I love nurses and their creativity. Nurses are a powerful economic force. But be wary—those selling functional-nurse courses (“work from home as a nurse coach,” “wellness nurse,” “nursepreneur,” etc.) may be funding that lifestyle off you.
The Illusion of Social Media Success
Social media glamorizes hustle. A flawless feed suggests freedom, abundance, ease: “I left my 9-5, I work from a beach, I mentor 100k nurses how to do the same.”
But the numbers tell a different story:
48% of creators earn $15,000 or less a year.
Only 15% make more than $100,000.
Fewer than 0.2% of U.S. nurses are entrepreneurs.
“Behind every ‘freedom lifestyle’ reel, there’s usually a spreadsheet of expenses, algorithms, and burnout.”
The glossy “functional nurse on the beach” feed is not the norm. It’s the exception—and often, the money comes from selling to nurses, not serving clients.
Why “Functional Nurse” Culture Feeds Hustle, Not Freedom
Functional Nurse → A nurse marketing “function,” “wellness,” or “coaching” as lifestyle freedom.
Hustle Culture → The glorification of constant output and monetized identity.
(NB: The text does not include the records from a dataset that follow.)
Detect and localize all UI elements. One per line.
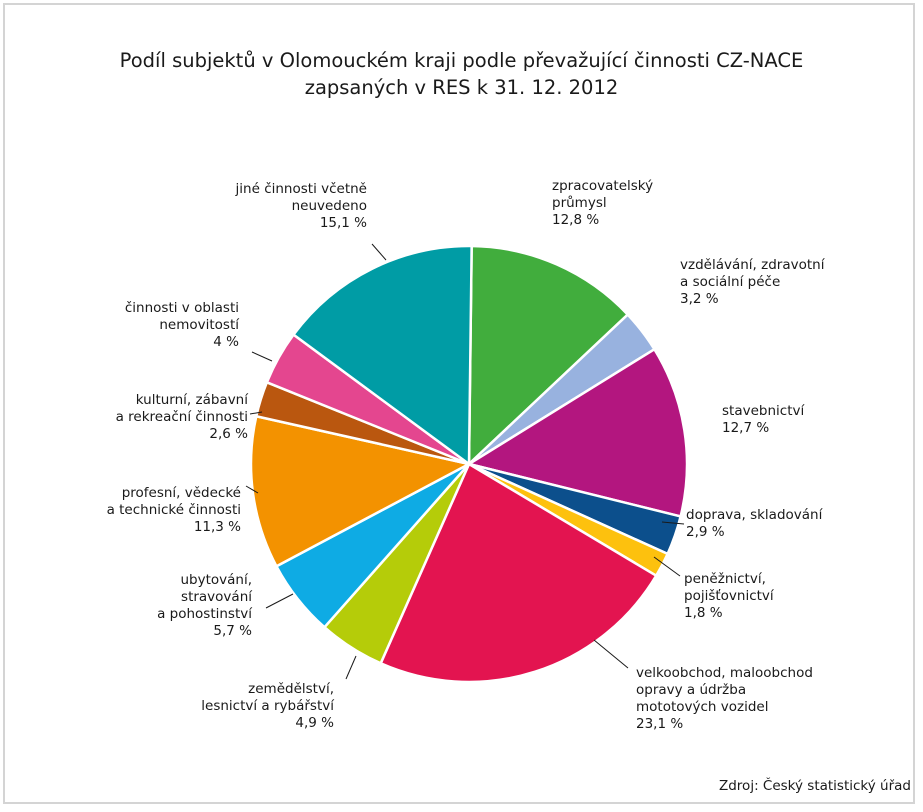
slice-category-label: neuvedeno xyxy=(292,198,367,214)
slice-category-label: stavebnictví xyxy=(722,403,805,419)
pie-slice-profesni-vedecke-a-technicke-cinnosti xyxy=(249,414,471,568)
slice-category-label: lesnictví a rybářství xyxy=(201,698,335,714)
slice-label-kulturni-zabavni-a-rekreacni-cinnosti: kulturní, zábavní a rekreační činnosti 2,6… xyxy=(116,392,250,442)
pie-slice-velkoobchod-maloobchod-opravy-a-udrzba-mototovych-vozidel xyxy=(379,462,658,684)
slice-value-label: 3,2 % xyxy=(680,291,719,307)
slice-value-label: 5,7 % xyxy=(213,623,252,639)
chart-frame xyxy=(3,3,915,804)
slice-label-zemedelstvi-lesnictvi-a-rybarstvi: zemědělství, lesnictví a rybářství 4,9 % xyxy=(201,681,335,731)
slice-category-label: opravy a údržba xyxy=(636,682,746,698)
slice-category-label: zpracovatelský xyxy=(552,178,653,194)
slice-category-label: pojišťovnictví xyxy=(684,588,775,604)
slice-category-label: nemovitostí xyxy=(159,317,240,333)
source-note: Zdroj: Český statistický úřad xyxy=(718,778,911,794)
slice-label-cinnosti-v-oblasti-nemovitosti: činnosti v oblasti nemovitostí 4 % xyxy=(125,300,240,350)
leader-line-ubytovani-stravovani-a-pohostinstvi xyxy=(265,593,294,609)
leader-line-profesni-vedecke-a-technicke-cinnosti xyxy=(245,485,259,494)
slice-category-label: jiné činnosti včetně xyxy=(235,181,367,197)
slice-value-label: 4 % xyxy=(213,334,239,350)
slice-category-label: peněžnictví, xyxy=(684,571,766,587)
slice-value-label: 1,8 % xyxy=(684,605,723,621)
slice-value-label: 2,6 % xyxy=(209,426,248,442)
slice-label-stavebnictvi: stavebnictví 12,7 % xyxy=(722,403,805,436)
slice-label-profesni-vedecke-a-technicke-cinnosti: profesní, vědecké a technické činnosti 11,… xyxy=(107,485,242,535)
pie-slice-zpracovatelsky-prumysl xyxy=(467,244,629,466)
slice-category-label: činnosti v oblasti xyxy=(125,300,239,316)
slice-category-label: a rekreační činnosti xyxy=(116,409,248,425)
slice-category-label: ubytování, xyxy=(180,572,252,588)
slice-value-label: 12,7 % xyxy=(722,420,769,436)
slice-category-label: velkoobchod, maloobchod xyxy=(636,665,813,681)
slice-value-label: 15,1 % xyxy=(320,215,367,231)
slice-category-label: profesní, vědecké xyxy=(122,485,241,501)
slice-category-label: a technické činnosti xyxy=(107,502,241,518)
slice-value-label: 4,9 % xyxy=(295,715,334,731)
slice-label-velkoobchod-maloobchod-opravy-a-udrzba-mototovych-vozidel: velkoobchod, maloobchod opravy a údržba mo… xyxy=(636,665,813,732)
chart-title-line-1: Podíl subjektů v Olomouckém kraji podle … xyxy=(119,49,804,72)
slice-category-label: mototových vozidel xyxy=(636,699,768,715)
slice-category-label: kulturní, zábavní xyxy=(136,392,250,408)
pie-slice-jine-cinnosti-vcetne-neuvedeno xyxy=(292,244,473,466)
slice-value-label: 11,3 % xyxy=(194,519,241,535)
slice-label-ubytovani-stravovani-a-pohostinstvi: ubytování, stravování a pohostinství 5,7 % xyxy=(157,572,253,639)
leader-line-zemedelstvi-lesnictvi-a-rybarstvi xyxy=(345,655,357,680)
leader-line-doprava-skladovani xyxy=(661,521,685,525)
slice-value-label: 2,9 % xyxy=(686,524,725,540)
slice-category-label: zemědělství, xyxy=(248,681,334,697)
slice-value-label: 23,1 % xyxy=(636,716,683,732)
slice-label-vzdelavani-zdravotni-a-socialni-pece: vzdělávání, zdravotní a sociální péče 3,2 … xyxy=(680,257,826,307)
leader-line-jine-cinnosti-vcetne-neuvedeno xyxy=(371,243,387,261)
slice-category-label: průmysl xyxy=(552,195,607,211)
chart-title-line-2: zapsaných v RES k 31. 12. 2012 xyxy=(304,76,619,99)
slice-value-label: 12,8 % xyxy=(552,212,599,228)
leader-line-velkoobchod-maloobchod-opravy-a-udrzba-mototovych-vozidel xyxy=(593,639,629,669)
slice-label-jine-cinnosti-vcetne-neuvedeno: jiné činnosti včetně neuvedeno 15,1 % xyxy=(235,181,368,231)
slice-category-label: vzdělávání, zdravotní xyxy=(680,257,826,273)
leader-line-kulturni-zabavni-a-rekreacni-cinnosti xyxy=(249,411,263,415)
slice-label-peneznictvi-pojistovnictvi: peněžnictví, pojišťovnictví 1,8 % xyxy=(684,571,775,621)
slice-category-label: a sociální péče xyxy=(680,274,780,290)
slice-category-label: doprava, skladování xyxy=(686,507,824,523)
slice-category-label: stravování xyxy=(181,589,253,605)
slice-label-zpracovatelsky-prumysl: zpracovatelský průmysl 12,8 % xyxy=(552,178,653,228)
slice-label-doprava-skladovani: doprava, skladování 2,9 % xyxy=(686,507,824,540)
leader-line-cinnosti-v-oblasti-nemovitosti xyxy=(251,351,273,362)
chart-title: Podíl subjektů v Olomouckém kraji podle … xyxy=(0,47,923,101)
pie-slice-stavebnictvi xyxy=(467,348,689,518)
slice-category-label: a pohostinství xyxy=(157,606,253,622)
leader-line-peneznictvi-pojistovnictvi xyxy=(653,556,681,577)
Combine them and the equation looks like this:
“Keep your RN, build a brand, sell a course, live free.”
You invest.
They profit.
You drift further from the work that made you credible in the first place.
“If you’re funding someone’s freedom, ask whose dream you’re really building.”
Most “functional nurse” income likely comes from other nurses buying the promise—not from a steady book of clients.
Why the Bedside + Writing + Freelance Model Still Works
Your license is real.
Your words are yours.
Your stability is earned.
“Sustainable success is quieter than you think—it looks more like discipline than display.”
Anchor your work in skill and authenticity, not spectacle.
The Decompression Habit: Walk. Read. Unplug.
Walking clears the noise; reading rebuilds attention. Both protect mental health in ways no algorithm can.
“Reading is the original mindfulness app—and it never crashes.”
If hustle culture says always be selling, let your counter-practice be always be still.
A Call to Nurses
Guard your license—it’s one of the few AI-proof careers left.
Before you buy, ask who profits.
Demand proof, not promises.
Build substance first; style will follow.
Protect your peace.
“Not every calling needs a brand.”
Closing Thoughts
Hustle culture thrives on visibility, performance, and illusion. Nursing thrives on competence, integrity, and care.
You don’t need a beach-side laptop photo to prove your worth. The most radical act may be to remain steady—showing up for clients, family, and craft without turning yourself into a product.
“Stay anchored. Stay curious. Create because you love it—not because you’re told to monetize it.”